Charlie Hebdo, qu’on dit obsédé par la question de l’islamisme (ou de l’islam), montre, s’il en était besoin, que ses têtes du turc sont bien plus diverses. L’hebdomadaire a publié plusieurs dessins visant, cette fois l’armée française, en détournant de manière macabre et sarcastique les slogans que celle-ci utilise dans ses campagnes de recrutement. Sur l’un d’entre eux, on voit Emmanuel Macron se recueillant devant le cercueil d’un soldat tué, surmonté de l’une de ces punchlines militaro-publicitaires : «J’ai rejoint les rangs pour sortir du lot.» On sait que l’antimilitarisme, comme l’anticléricalisme, fait partie des classiques de l’hebdo satirique.
Ce rappel n’a pas suffi au chef d’état-major de l’armée, qui a publié en réponse une lettre ouverte à Riss, directeur du journal, dans laquelle il faisait part de son indignation. Le deuil de ces familles, regrette-t-il, a été «sali par des caricatures terriblement outrageantes dont votre journal a assuré la diffusion», pour ajouter qu’il invitait Riss, «avec sincérité et humilité», à participer à l’hommage national qui a eu lieu aujourd’hui lundi, «pour leur témoigner vous aussi, qui avez souffert dans votre chair de l’idéologie et de la terreur, la reconnaissance qu’ils méritent».
Peut-être marri d’avoir poussé un peu loin le bouchon (on comprend facilement que les familles des soldats tués – et pas seulement elles – aient été heurtées par ces caricatures), Riss a répondu en revendiquant son droit à la satire, mais pour ajouter aussitôt : «Cela ne signifie nullement que le journal mésestime le dévouement de ceux qui se battent pour défendre des valeurs au service de tous. Nous tenions à vous le dire ainsi qu’aux familles des victimes.» Et encore : «Nous sommes conscients de l’importance du travail effectué par les soldats français pour lutter contre le terrorisme.» Ce qui n’est pas une rétractation, mais au moins une explication.
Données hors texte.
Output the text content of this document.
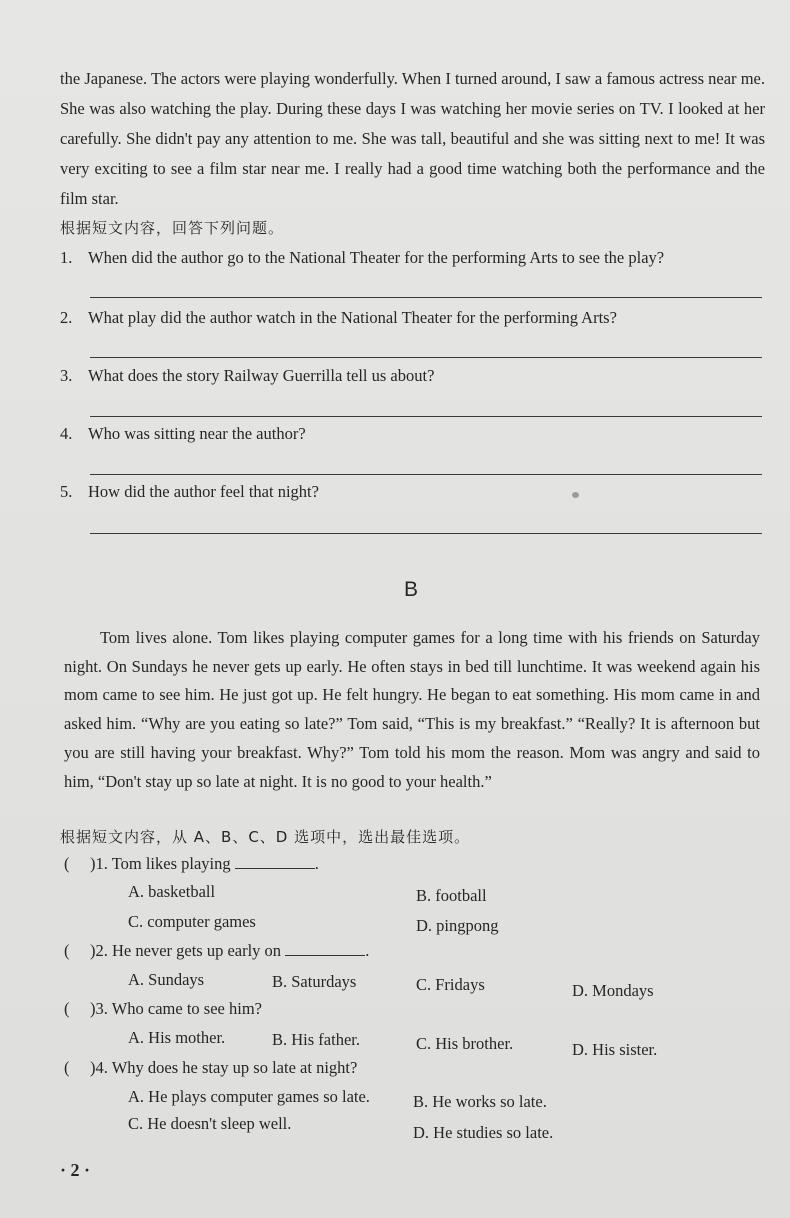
the Japanese. The actors were playing wonderfully. When I turned around, I saw a famous actress near me. She was also watching the play. During these days I was watching her movie series on TV. I looked at her carefully. She didn't pay any attention to me. She was tall, beautiful and she was sitting next to me! It was very exciting to see a film star near me. I really had a good time watching both the performance and the film star.

根据短文内容，回答下列问题。
1. When did the author go to the National Theater for the performing Arts to see the play?
2. What play did the author watch in the National Theater for the performing Arts?
3. What does the story Railway Guerrilla tell us about?
4. Who was sitting near the author?
5. How did the author feel that night?
B

Tom lives alone. Tom likes playing computer games for a long time with his friends on Saturday night. On Sundays he never gets up early. He often stays in bed till lunchtime. It was weekend again his mom came to see him. He just got up. He felt hungry. He began to eat something. His mom came in and asked him. “Why are you eating so late?” Tom said, “This is my breakfast.” “Really? It is afternoon but you are still having your breakfast. Why?” Tom told his mom the reason. Mom was angry and said to him, “Don't stay up so late at night. It is no good to your health.”

根据短文内容，从 A、B、C、D 选项中，选出最佳选项。
( )1. Tom likes playing	.
A. basketball	B. football
C. computer games	D. pingpong
( )2. He never gets up early on	.
A. Sundays	B. Saturdays	C. Fridays	D. Mondays
( )3. Who came to see him?
A. His mother.	B. His father.	C. His brother.	D. His sister.
( )4. Why does he stay up so late at night?
A. He plays computer games so late.	B. He works so late.
C. He doesn't sleep well.	D. He studies so late.
· 2 ·
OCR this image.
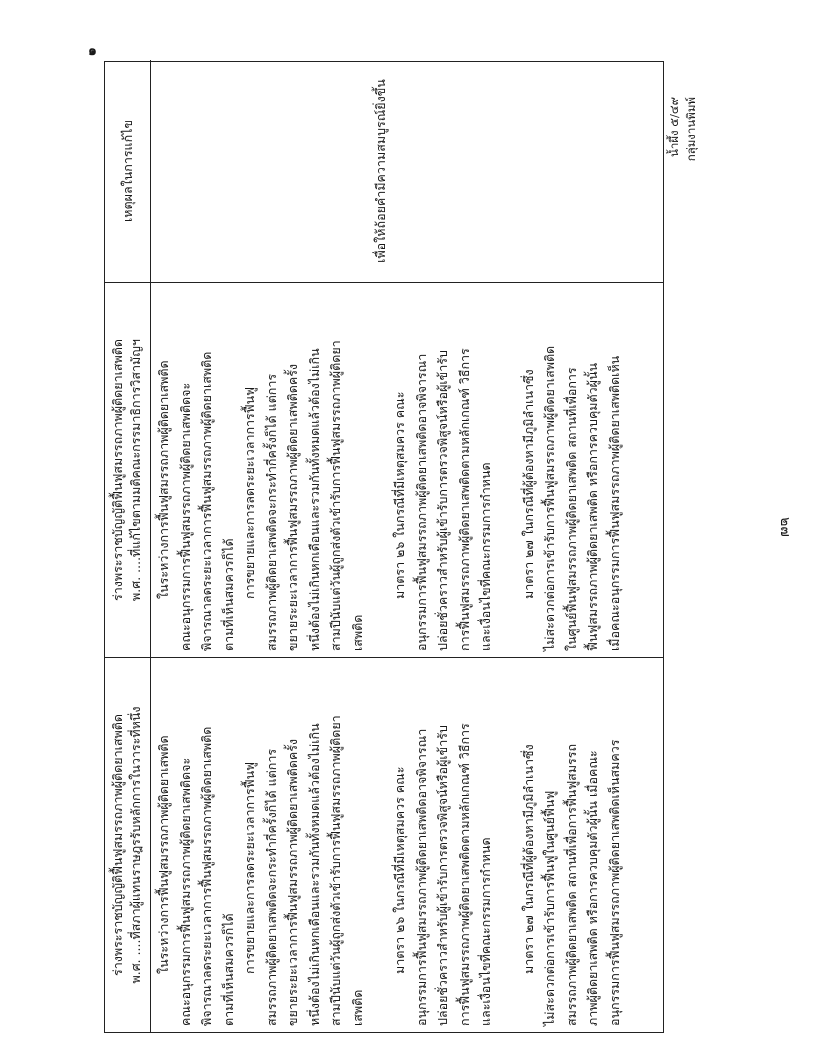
๑
๒๗
ร่างพระราชบัญญัติฟื้นฟูสมรรถภาพผู้ติดยาเสพติด พ.ศ. ....ที่สภาผู้แทนราษฎรรับหลักการในวาระที่หนึ่ง ในระหว่างการฟื้นฟูสมรรถภาพผู้ติดยาเสพติด คณะอนุกรรมการฟื้นฟูสมรรถภาพผู้ติดยาเสพติดจะ พิจารณาลดระยะเวลาการฟื้นฟูสมรรถภาพผู้ติดยาเสพติด ตามที่เห็นสมควรก็ได้ การขยายและการลดระยะเวลาการฟื้นฟู สมรรถภาพผู้ติดยาเสพติดจะกระทำกี่ครั้งก็ได้ แต่การ ขยายระยะเวลาการฟื้นฟูสมรรถภาพผู้ติดยาเสพติดครั้ง หนึ่งต้องไม่เกินหกเดือนและรวมกันทั้งหมดแล้วต้องไม่เกิน สามปีนับแต่วันผู้ถูกส่งตัวเข้ารับการฟื้นฟูสมรรถภาพผู้ติดยา เสพติด

มาตรา ๒๖ ในกรณีที่มีเหตุสมควร คณะ อนุกรรมการฟื้นฟูสมรรถภาพผู้ติดยาเสพติดอาจพิจารณา ปล่อยชั่วคราวสำหรับผู้เข้ารับการตรวจพิสูจน์หรือผู้เข้ารับ การฟื้นฟูสมรรถภาพผู้ติดยาเสพติดตามหลักเกณฑ์ วิธีการ และเงื่อนไขที่คณะกรรมการกำหนด มาตรา ๒๗ ในกรณีที่ผู้ต้องหามีภูมิลำเนาซึ่ง ไม่สะดวกต่อการเข้ารับการฟื้นฟูในศูนย์ฟื้นฟู สมรรถภาพผู้ติดยาเสพติด สถานที่เพื่อการฟื้นฟูสมรรถ ภาพผู้ติดยาเสพติด หรือการควบคุมตัวผู้นั้น เมื่อคณะ อนุกรรมการฟื้นฟูสมรรถภาพผู้ติดยาเสพติดเห็นสมควร

ร่างพระราชบัญญัติฟื้นฟูสมรรถภาพผู้ติดยาเสพติด พ.ศ. ....ที่แก้ไขตามมติคณะกรรมาธิการวิสามัญฯ ในระหว่างการฟื้นฟูสมรรถภาพผู้ติดยาเสพติด คณะอนุกรรมการฟื้นฟูสมรรถภาพผู้ติดยาเสพติดจะ พิจารณาลดระยะเวลาการฟื้นฟูสมรรถภาพผู้ติดยาเสพติด ตามที่เห็นสมควรก็ได้ การขยายและการลดระยะเวลาการฟื้นฟู สมรรถภาพผู้ติดยาเสพติดจะกระทำกี่ครั้งก็ได้ แต่การ ขยายระยะเวลาการฟื้นฟูสมรรถภาพผู้ติดยาเสพติดครั้ง หนึ่งต้องไม่เกินหกเดือนและรวมกันทั้งหมดแล้วต้องไม่เกิน สามปีนับแต่วันผู้ถูกส่งตัวเข้ารับการฟื้นฟูสมรรถภาพผู้ติดยา เสพติด

มาตรา ๒๖ ในกรณีที่มีเหตุสมควร คณะ อนุกรรมการฟื้นฟูสมรรถภาพผู้ติดยาเสพติดอาจพิจารณา ปล่อยชั่วคราวสำหรับผู้เข้ารับการตรวจพิสูจน์หรือผู้เข้ารับ การฟื้นฟูสมรรถภาพผู้ติดยาเสพติดตามหลักเกณฑ์ วิธีการ และเงื่อนไขที่คณะกรรมการกำหนด มาตรา ๒๗ ในกรณีที่ผู้ต้องหามีภูมิลำเนาซึ่ง ไม่สะดวกต่อการเข้ารับการฟื้นฟูสมรรถภาพผู้ติดยาเสพติด ในศูนย์ฟื้นฟูสมรรถภาพผู้ติดยาเสพติด สถานที่เพื่อการ ฟื้นฟูสมรรถภาพผู้ติดยาเสพติด หรือการควบคุมตัวผู้นั้น เมื่อคณะอนุกรรมการฟื้นฟูสมรรถภาพผู้ติดยาเสพติดเห็น

เหตุผลในการแก้ไข	เพื่อให้ถ้อยคำมีความสมบูรณ์ยิ่งขึ้น	น้ำผึ้ง ๕/๔๙ กลุ่มงานพิมพ์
L’échange mérite deux ou trois remarques. C’est un fait que les dessins de Charlie se moquaient de jeunes gens tués au cours d’une opération dirigée contre des groupes islamistes comparables à ceux qui ont perpétré l’attentat meurtrier contre le journal. Paradoxe, pour le moins… Riss l’a sans doute senti en envoyant sa réponse courtoise au chef d’état-major.
Mais il a néanmoins défendu son droit à la «provocation», ce que le chef d’état-major, tout en faisant état de «son immense peine», n’a pas contesté, en fait, puisqu’il n’a demandé aucune sanction légale contre l’hebdomadaire et encore moins parlé d’interdiction. Et après tout, les valeurs au nom desquelles l’armée française accomplit ses missions, comprennent, très officiellement, le respect de la liberté, dont la liberté d’expression.
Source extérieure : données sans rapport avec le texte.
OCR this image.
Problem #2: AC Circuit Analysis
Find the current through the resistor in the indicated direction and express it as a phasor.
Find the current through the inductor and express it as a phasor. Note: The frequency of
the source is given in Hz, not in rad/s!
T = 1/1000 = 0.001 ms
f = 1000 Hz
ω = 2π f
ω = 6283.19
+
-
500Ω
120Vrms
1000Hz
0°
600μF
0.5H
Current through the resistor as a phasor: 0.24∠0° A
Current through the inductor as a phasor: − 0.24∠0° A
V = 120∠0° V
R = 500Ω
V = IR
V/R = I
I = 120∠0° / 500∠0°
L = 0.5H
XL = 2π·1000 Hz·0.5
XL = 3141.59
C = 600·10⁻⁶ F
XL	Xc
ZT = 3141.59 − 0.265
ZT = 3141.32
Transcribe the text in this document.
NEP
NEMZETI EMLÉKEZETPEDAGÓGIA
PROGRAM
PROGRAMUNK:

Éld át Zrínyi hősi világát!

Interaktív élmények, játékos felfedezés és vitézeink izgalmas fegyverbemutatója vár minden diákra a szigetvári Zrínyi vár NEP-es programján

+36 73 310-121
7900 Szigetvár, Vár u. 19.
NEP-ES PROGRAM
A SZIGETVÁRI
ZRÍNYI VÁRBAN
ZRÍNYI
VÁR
L’affaire, même dans une circonstance tragique, rappelle la vraie nature de ladite liberté : dans le cadre légal (qui proscrit les appels à la haine ou les propos discriminatoires) cette liberté comprend le droit de provoquer, ou même de blesser telle ou telle conviction, de heurter tel ou tel dogme ou telle ou telle sensibilité. Quitte à ce que les personnes concernées répondent à leur tour avec la plus grande latitude, sur le mode de l’indignation, de la colère ou du sarcasme. On peut juger de très mauvais goût les caricatures de Charlie. Mais le mauvais goût n’est pas réprimé par la loi, fort heureusement.
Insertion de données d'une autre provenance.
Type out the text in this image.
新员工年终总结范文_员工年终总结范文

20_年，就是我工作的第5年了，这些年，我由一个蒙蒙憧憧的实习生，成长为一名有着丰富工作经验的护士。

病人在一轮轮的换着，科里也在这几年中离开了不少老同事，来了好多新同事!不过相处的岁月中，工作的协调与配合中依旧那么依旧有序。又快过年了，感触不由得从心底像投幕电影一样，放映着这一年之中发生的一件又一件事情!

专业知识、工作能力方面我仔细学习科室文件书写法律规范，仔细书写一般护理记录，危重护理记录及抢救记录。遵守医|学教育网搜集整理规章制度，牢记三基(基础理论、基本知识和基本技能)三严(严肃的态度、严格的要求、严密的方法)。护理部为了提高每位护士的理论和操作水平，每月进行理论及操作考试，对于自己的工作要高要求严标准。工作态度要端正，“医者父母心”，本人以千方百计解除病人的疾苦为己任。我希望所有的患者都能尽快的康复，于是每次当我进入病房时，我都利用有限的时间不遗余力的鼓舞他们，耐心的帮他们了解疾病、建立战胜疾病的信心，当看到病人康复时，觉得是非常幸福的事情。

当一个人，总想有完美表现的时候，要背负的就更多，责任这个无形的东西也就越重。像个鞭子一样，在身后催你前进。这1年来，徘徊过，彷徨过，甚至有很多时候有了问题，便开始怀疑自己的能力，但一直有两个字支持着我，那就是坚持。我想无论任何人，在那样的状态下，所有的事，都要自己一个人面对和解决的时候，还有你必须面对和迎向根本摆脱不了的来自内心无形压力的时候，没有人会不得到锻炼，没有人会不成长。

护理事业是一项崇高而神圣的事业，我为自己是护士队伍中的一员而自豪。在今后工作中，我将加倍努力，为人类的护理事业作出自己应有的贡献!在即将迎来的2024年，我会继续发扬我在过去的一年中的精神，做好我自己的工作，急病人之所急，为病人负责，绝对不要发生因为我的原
Il faut le dire, l’échange civilisé entre Charlie et le chef d’état-major contraste avec l’attitude de certains groupes militants qui n’hésitent pas, eux, à recourir à l’interdiction de fait contre certaines discussions, certaines pièces de théâtre ou certaines idées (par ailleurs légales), à l’université par exemple. Quoique très minoritaires, ils en viennent à occuper le tapis avec un procès oblique contre la même liberté d’expression au nom, précisément, du refus de heurter certaines sensibilités. Un procès qui aboutirait, s’il était suivi d’effet, à une régression démocratique caractérisée.